The company is a product-focused startup with a small team of 14 engineers dedicated to building tools that enhance decision-making through effective research.
The role is for a Site Reliability Engineer who will be the first dedicated DevOps/Infra hire, responsible for end-to-end ownership of platform health, reliability, and scalability.
The engineer will collaborate directly with the engineering team to improve systems, reduce toil, and treat infrastructure as a product.
Responsibilities include defining and maintaining service SLOs, dashboards, and alerts, improving incident detection and response, and leading incident postmortems.
The engineer will maintain and enhance Terraform-managed infrastructure and lead the migration of staging infrastructure to AWS.
The role involves identifying bottlenecks, collaborating with engineers for performance optimization, and implementing scaling strategies.
The engineer will increase pipeline reliability, design load testing strategies, and work on SOC2 compliance protocols with the CTO.
Responsibilities also include monitoring and optimizing cloud spend and building tools for cost-aware decision-making.
Requirements:
Candidates should have 4β8+ years of experience in DevOps, SRE, or Infrastructure roles.
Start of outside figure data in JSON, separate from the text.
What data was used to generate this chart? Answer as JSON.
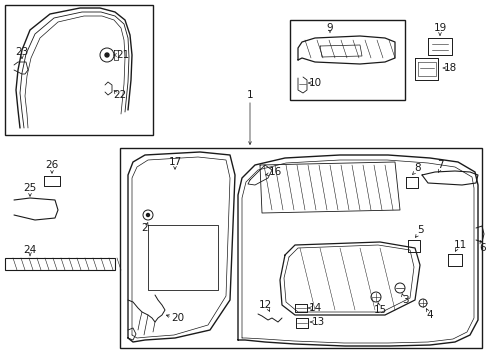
{
  "bg_color": "#ffffff",
  "line_color": "#1a1a1a",
  "fig_width": 4.89,
  "fig_height": 3.6,
  "dpi": 100
}
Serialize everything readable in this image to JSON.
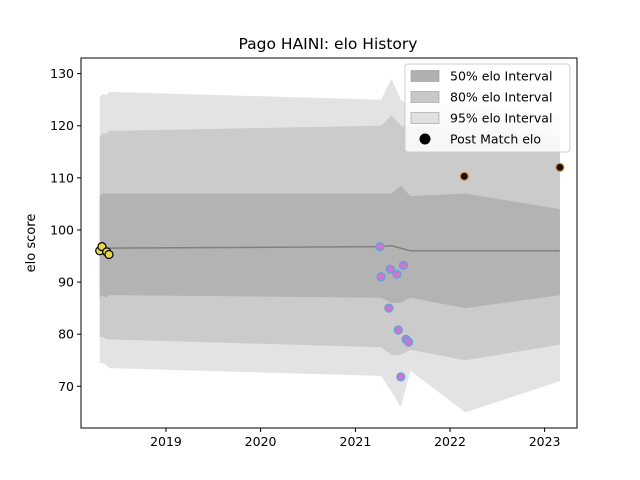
{
  "chart_data": {
    "type": "line",
    "title": "Pago HAINI: elo History",
    "xlabel": "",
    "ylabel": "elo score",
    "xlim": [
      "2018-02-07",
      "2023-05-06"
    ],
    "ylim": [
      62,
      133
    ],
    "x_ticks": [
      "2019",
      "2020",
      "2021",
      "2022",
      "2023"
    ],
    "y_ticks": [
      70,
      80,
      90,
      100,
      110,
      120,
      130
    ],
    "grid": false,
    "legend_position": "top-right",
    "legend": [
      {
        "label": "50% elo Interval",
        "color": "#b0b0b0",
        "kind": "patch"
      },
      {
        "label": "80% elo Interval",
        "color": "#c8c8c8",
        "kind": "patch"
      },
      {
        "label": "95% elo Interval",
        "color": "#e0e0e0",
        "kind": "patch"
      },
      {
        "label": "Post Match elo",
        "color": "#000000",
        "kind": "marker"
      }
    ],
    "mean_line": {
      "color": "#808080",
      "x": [
        "2018-04-20",
        "2021-04-10",
        "2021-05-20",
        "2021-06-25",
        "2021-08-01",
        "2022-03-01",
        "2023-03-01"
      ],
      "y": [
        96.5,
        96.8,
        97.0,
        96.5,
        96.0,
        96.0,
        96.0
      ]
    },
    "intervals": [
      {
        "name": "95% elo Interval",
        "color": "#e0e0e0",
        "x": [
          "2018-04-20",
          "2018-04-29",
          "2018-05-17",
          "2018-05-26",
          "2021-04-10",
          "2021-05-20",
          "2021-06-25",
          "2021-08-01",
          "2022-03-01",
          "2023-03-01"
        ],
        "upper": [
          125.5,
          126,
          126,
          126.5,
          125,
          129,
          125,
          124,
          124,
          122
        ],
        "lower": [
          74.5,
          74.5,
          74,
          73.5,
          72,
          69,
          66,
          73,
          65,
          71
        ]
      },
      {
        "name": "80% elo Interval",
        "color": "#c8c8c8",
        "x": [
          "2018-04-20",
          "2018-04-29",
          "2018-05-17",
          "2018-05-26",
          "2021-04-10",
          "2021-05-20",
          "2021-06-25",
          "2021-08-01",
          "2022-03-01",
          "2023-03-01"
        ],
        "upper": [
          118,
          118.5,
          118.5,
          119,
          120,
          122,
          120,
          120,
          119.5,
          118
        ],
        "lower": [
          79.5,
          79.5,
          79,
          79,
          77.5,
          76,
          76,
          77,
          75,
          78
        ]
      },
      {
        "name": "50% elo Interval",
        "color": "#b0b0b0",
        "x": [
          "2018-04-20",
          "2018-04-29",
          "2018-05-17",
          "2018-05-26",
          "2021-04-10",
          "2021-05-20",
          "2021-06-25",
          "2021-08-01",
          "2022-03-01",
          "2023-03-01"
        ],
        "upper": [
          106.5,
          107,
          107,
          107,
          107,
          107,
          108.5,
          106.5,
          107,
          104
        ],
        "lower": [
          87,
          87.5,
          87,
          87.5,
          87,
          86,
          86,
          87,
          85,
          87.5
        ]
      }
    ],
    "series": [
      {
        "name": "Post Match elo",
        "fill": "#e8d44d",
        "edge": "#000000",
        "x": [
          "2018-04-20",
          "2018-04-29",
          "2018-05-17",
          "2018-05-26"
        ],
        "y": [
          96.0,
          96.8,
          95.8,
          95.3
        ]
      },
      {
        "name": "Post Match elo",
        "fill": "#cc77cc",
        "edge": "#5ba3dc",
        "x": [
          "2021-04-05",
          "2021-04-10",
          "2021-05-10",
          "2021-05-15",
          "2021-06-10",
          "2021-06-15",
          "2021-06-25",
          "2021-07-05",
          "2021-07-15",
          "2021-07-25"
        ],
        "y": [
          96.8,
          91.0,
          85.0,
          92.5,
          91.5,
          80.8,
          71.8,
          93.2,
          79.0,
          78.5
        ]
      },
      {
        "name": "Post Match elo",
        "fill": "#111111",
        "edge": "#e08a3c",
        "x": [
          "2022-02-25",
          "2023-03-01"
        ],
        "y": [
          110.3,
          112.0
        ]
      }
    ]
  }
}
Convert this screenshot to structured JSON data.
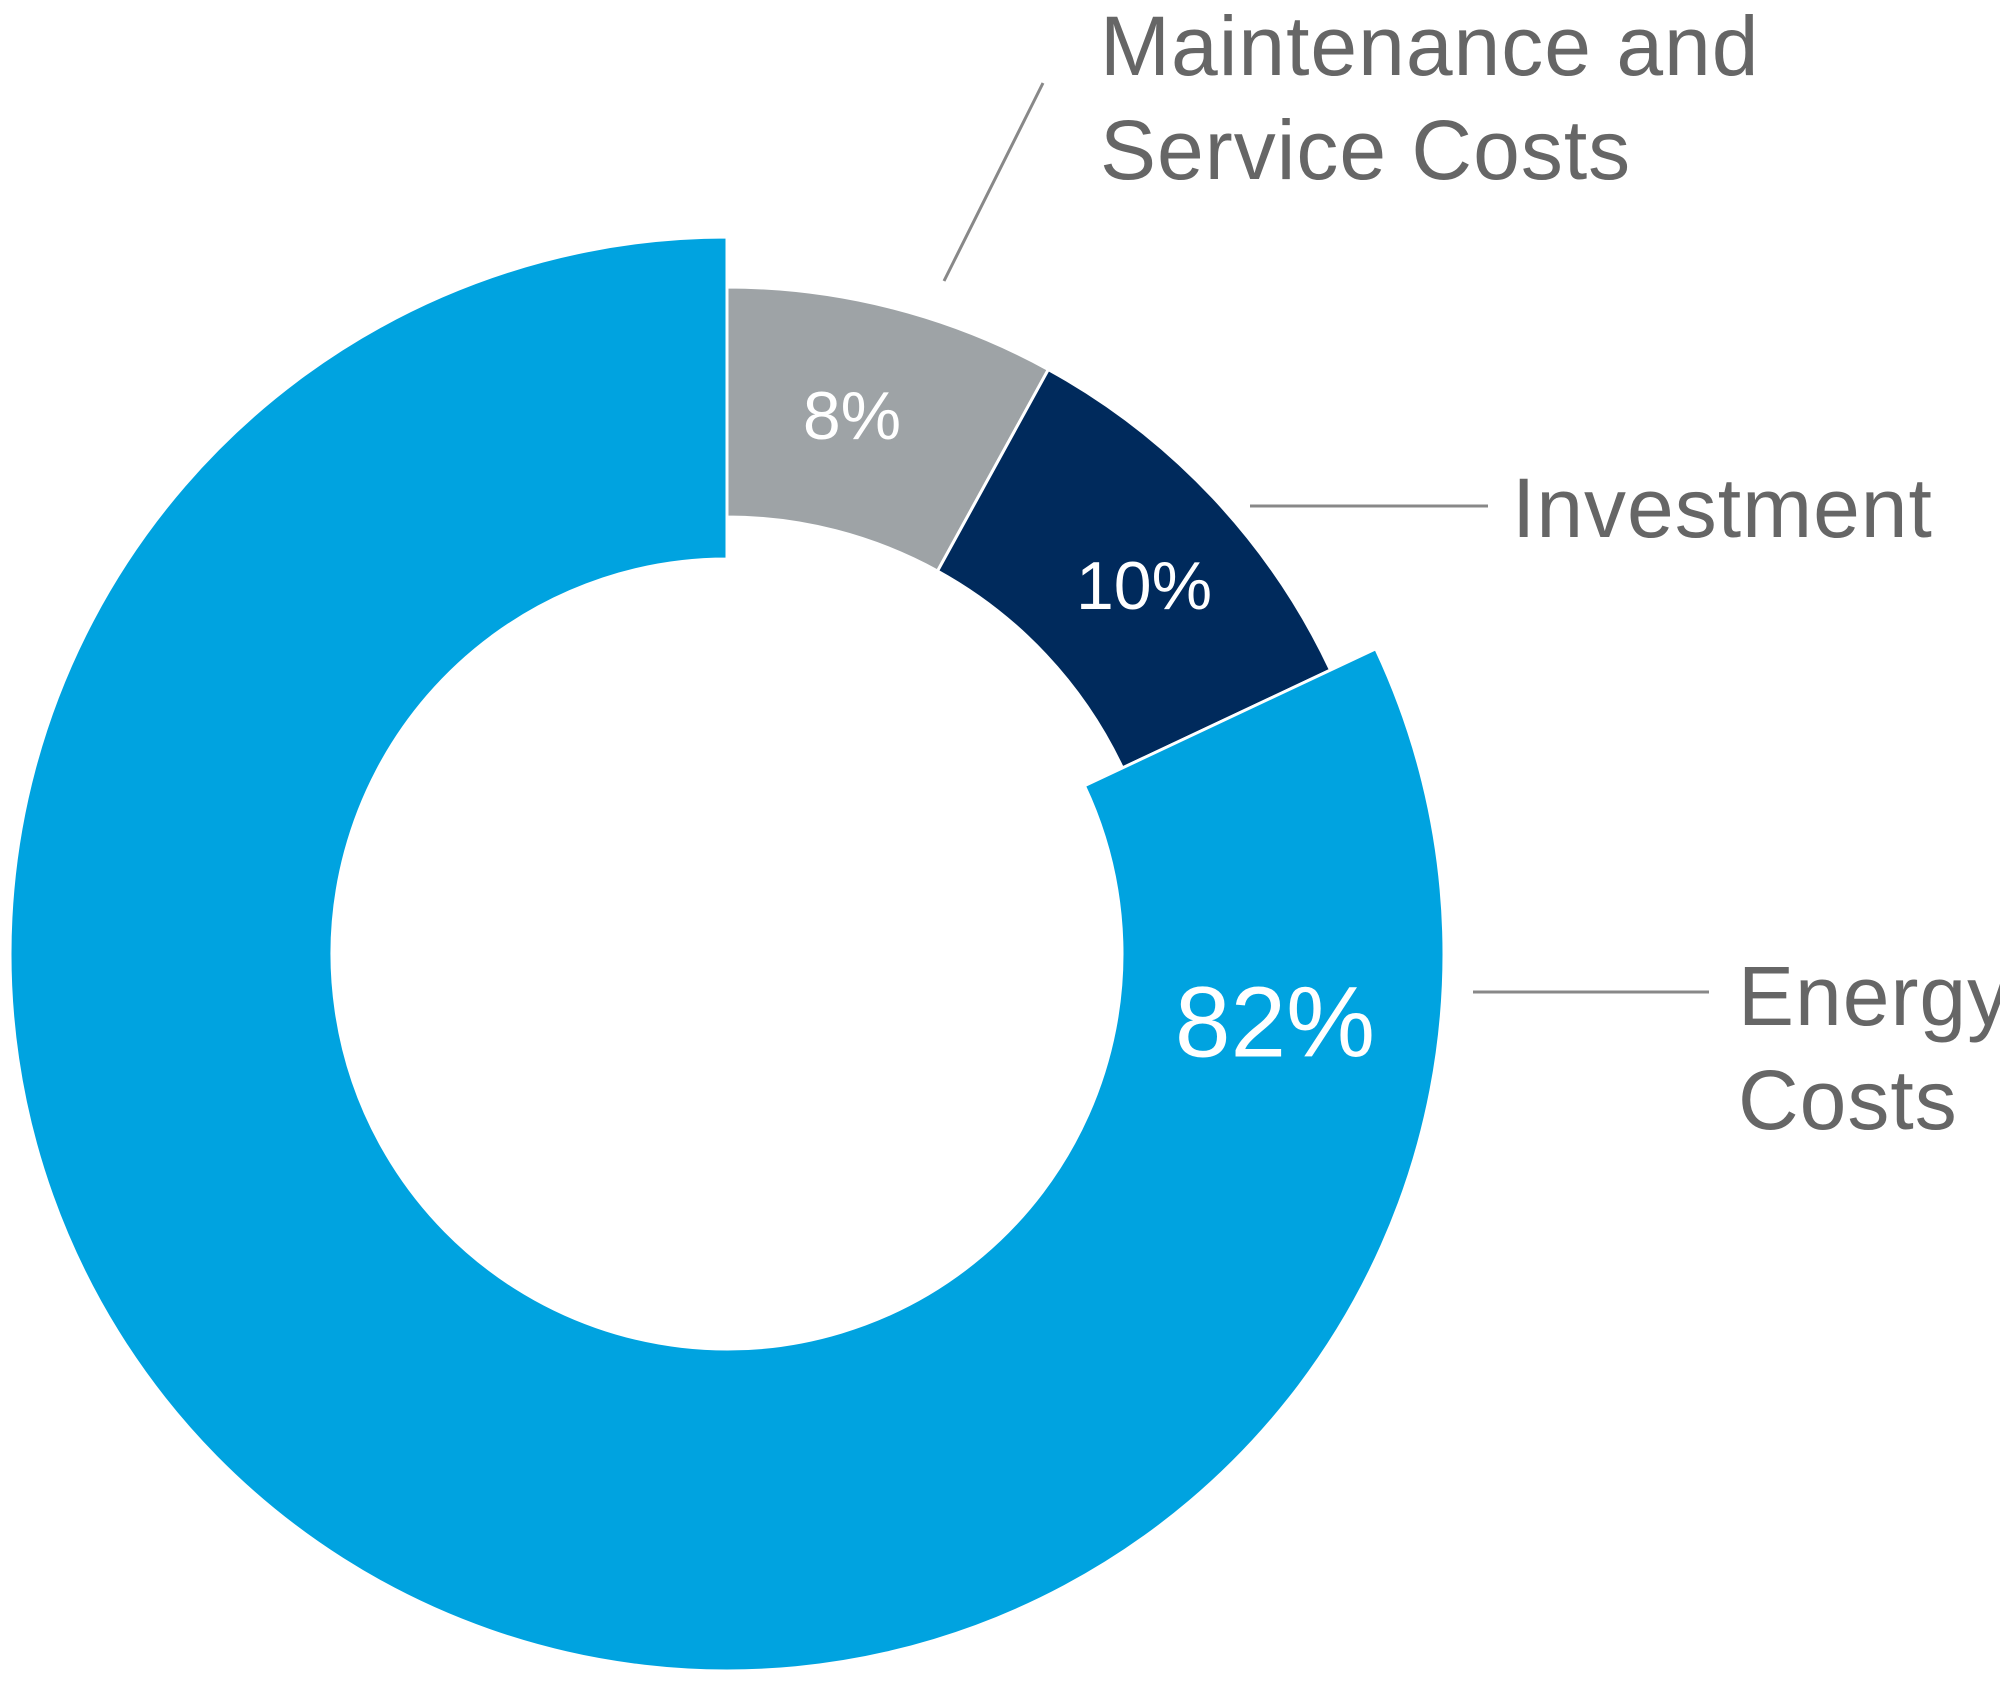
{
  "chart_data": {
    "type": "pie",
    "categories": [
      "Maintenance and Service Costs",
      "Investment",
      "Energy Costs"
    ],
    "values": [
      8,
      10,
      82
    ],
    "value_labels": [
      "8%",
      "10%",
      "82%"
    ],
    "colors": [
      "#9ea3a6",
      "#002a5c",
      "#00a3e0"
    ]
  }
}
Hands-on experience with AWS services such as EC2, RDS, and VPCs is required.
Proficiency in Terraform, GitHub Actions, Docker, and PostgreSQL is necessary.
A proven track record of improving observability and reducing incident response times is essential.
Experience in high-autonomy, high-ownership environments is preferred.
Candidates should be cost-conscious and capable of identifying waste in infrastructure and cloud spending.
A passion for building leverage tools for engineers and treating infrastructure as a product is important.
Benefits:
The role offers the opportunity to shape the systems and culture of software development and operations.
There is a high level of trust with autonomy and minimal processes, allowing for quick decision-making.
The team values thoughtfulness, speed, and care, fostering a collaborative environment without egos.
There is potential for growth within the company, with pathways to platform leadership, head of Infra/SRE, or principal engineer roles as the team expands.